La provocazione deve essere fatta bene altrimenti che gusto c’è. C’erano un centinaio di invitati ieri sera al “matrimonio” dei Maneskin in un Palazzo Brancaccio di Roma agghindato a festa con tanto di mini altare per la cerimonia (e di palco per il mini concerto). Qui di seguito le tre “o” dell’evento. Occasione: l’uscita oggi del disco Rush!, il loro terzo, quello decisivo per capire se la band si stia davvero trasformando in un fenomeno duraturo oppure no. Officiante: Alessandro Michele, ex direttore creativo di Gucci. Ospiti: Paolo Sorrentino, Baz Luhrmann, Paulo Dybala con Oriana Sabatini, Lorenzo Pellegrini, Manuel Agnelli, Fedez, Sabrina Impacciatore, Machine Gun Kelly, Benedetta Porcaroli, Floria Sigismondi, tra gli altri.

Loro sono arrivati vestiti da nozze (Ethan e Vic addirittura con il velo), si sono promessi fedeltà eterna con frasi belle roboanti e pure scherzose come: “Io Thomas prendo voi in matrimonio come mia famiglia estesa e vi regalerò un nuovo riff di chitarra ogni due giorni” oppure “Io, Damiano, vi prendo come amanti immortali nel nome del rock’n’roll”.

Alla fine, baci (sulla bocca) tra tutti “neo sposi” e regolamentare lancio del bouquet.

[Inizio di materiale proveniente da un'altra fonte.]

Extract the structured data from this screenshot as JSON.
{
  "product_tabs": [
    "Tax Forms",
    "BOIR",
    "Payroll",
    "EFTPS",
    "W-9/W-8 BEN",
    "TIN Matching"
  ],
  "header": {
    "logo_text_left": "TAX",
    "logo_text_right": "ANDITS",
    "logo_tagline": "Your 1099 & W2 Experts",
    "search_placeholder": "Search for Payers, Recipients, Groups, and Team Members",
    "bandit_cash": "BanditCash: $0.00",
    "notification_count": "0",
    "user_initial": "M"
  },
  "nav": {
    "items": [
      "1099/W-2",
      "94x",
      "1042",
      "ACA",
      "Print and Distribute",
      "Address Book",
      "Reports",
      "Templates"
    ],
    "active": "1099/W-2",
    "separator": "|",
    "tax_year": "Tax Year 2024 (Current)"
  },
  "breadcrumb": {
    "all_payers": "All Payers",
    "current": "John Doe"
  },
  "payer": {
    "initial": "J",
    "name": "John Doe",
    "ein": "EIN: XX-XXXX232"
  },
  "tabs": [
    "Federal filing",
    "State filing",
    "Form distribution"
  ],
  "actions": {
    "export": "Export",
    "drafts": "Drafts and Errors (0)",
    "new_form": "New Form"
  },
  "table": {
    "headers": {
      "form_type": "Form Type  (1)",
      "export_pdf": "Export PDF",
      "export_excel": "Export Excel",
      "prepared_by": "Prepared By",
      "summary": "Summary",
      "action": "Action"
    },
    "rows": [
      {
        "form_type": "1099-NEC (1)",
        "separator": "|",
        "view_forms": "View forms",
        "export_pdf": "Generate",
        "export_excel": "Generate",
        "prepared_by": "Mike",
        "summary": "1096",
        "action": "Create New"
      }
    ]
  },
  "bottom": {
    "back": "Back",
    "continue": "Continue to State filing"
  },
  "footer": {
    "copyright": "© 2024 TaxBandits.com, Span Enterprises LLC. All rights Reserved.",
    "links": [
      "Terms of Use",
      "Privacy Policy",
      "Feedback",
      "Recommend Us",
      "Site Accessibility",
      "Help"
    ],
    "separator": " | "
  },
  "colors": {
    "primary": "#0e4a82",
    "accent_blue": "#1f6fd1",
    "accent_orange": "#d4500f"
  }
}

Tutto molto kitsch, ovvio. Come dopotutto sono sempre state (anche) kitsch tutte o quasi le provocazioni del rock, dal pianoforte suonato con i piedi da Jerry Lee Lewis, alle ghigliottine di Alice Cooper, al sangue sputato da Gene Simmons dei Kiss, agli amplessi mimati con i Marshall di Iggy Pop e poi volando ancora più in alto fino a David Bowie o a Freddie Mercury in reggiseno, calze nere e e aspirapolvere. Pure in Italia, da Renato Zero al pancione di Loredana Bertè a Sanremo, il repertorio è abbastanza vasto e buono per tutti gli usi. Ovvio, non sono paragoni perché ogni artista fa storia a sé e poi confrontare il presente con il passato spesso è solo stucchevole. Il modulo del tipo “Bob Dylan comunque lo faceva meglio” è ormai superato, si spera. Ogni epoca ha i propri eroi, i propri contesti e pure i propri limiti grandi, talvolta grandissimi.

Insomma, giudicare il “matrimonio” di ieri sera con il metro del perbenismo è inutile, oltre che ripetitivo. Dal Frank Sinatra di “Mi piace quella musica di merda chiamata rock’n’roll, non gli do 5 anni di vita” al Nantas Salvalaggio su Vasco (per tacere degli esempi più recenti), la storia è piena di svarioni e giudizi affrettati. Ovvio, qui non si fanno confronti, e i Maneskin giocano il loro campionato nel quale sono in testa anche perché in questo periodo ci giocano in pochi. Il rock, si sa, è stato per anni in via di estinzione e la chitarra stava per finire sotto la protezione del Wwf.

In ogni caso è stato bello e significativo vedere Machine Gun Kelly o Fedez o altri scuotere la testa sotto il palco dei Maneskin a Palazzo Brancaccio come se fossero a un festival rock. Headbanging e stucchi. Dodici brani, dalla nuova e potentissima Kool Kids a I wanna be your slave passando per Gossip (ottimo Thomas Raggi alla chitarra) e una Time Zone nella quale Ethan Torchio suona la batteria ancora meglio che su disco. Il volume è alto. Ed è alto anche il volume di chi, sui social ma non solo, trova tutto troppo esagerato, volgare, “marchettaro” oppure addirittura blasfemo. In fondo è sempre stato così, specialmente nel rock, specialmente nel confronto tra generazioni, specialmente nell’inevitabile gara di giudizi davanti alle provocazioni.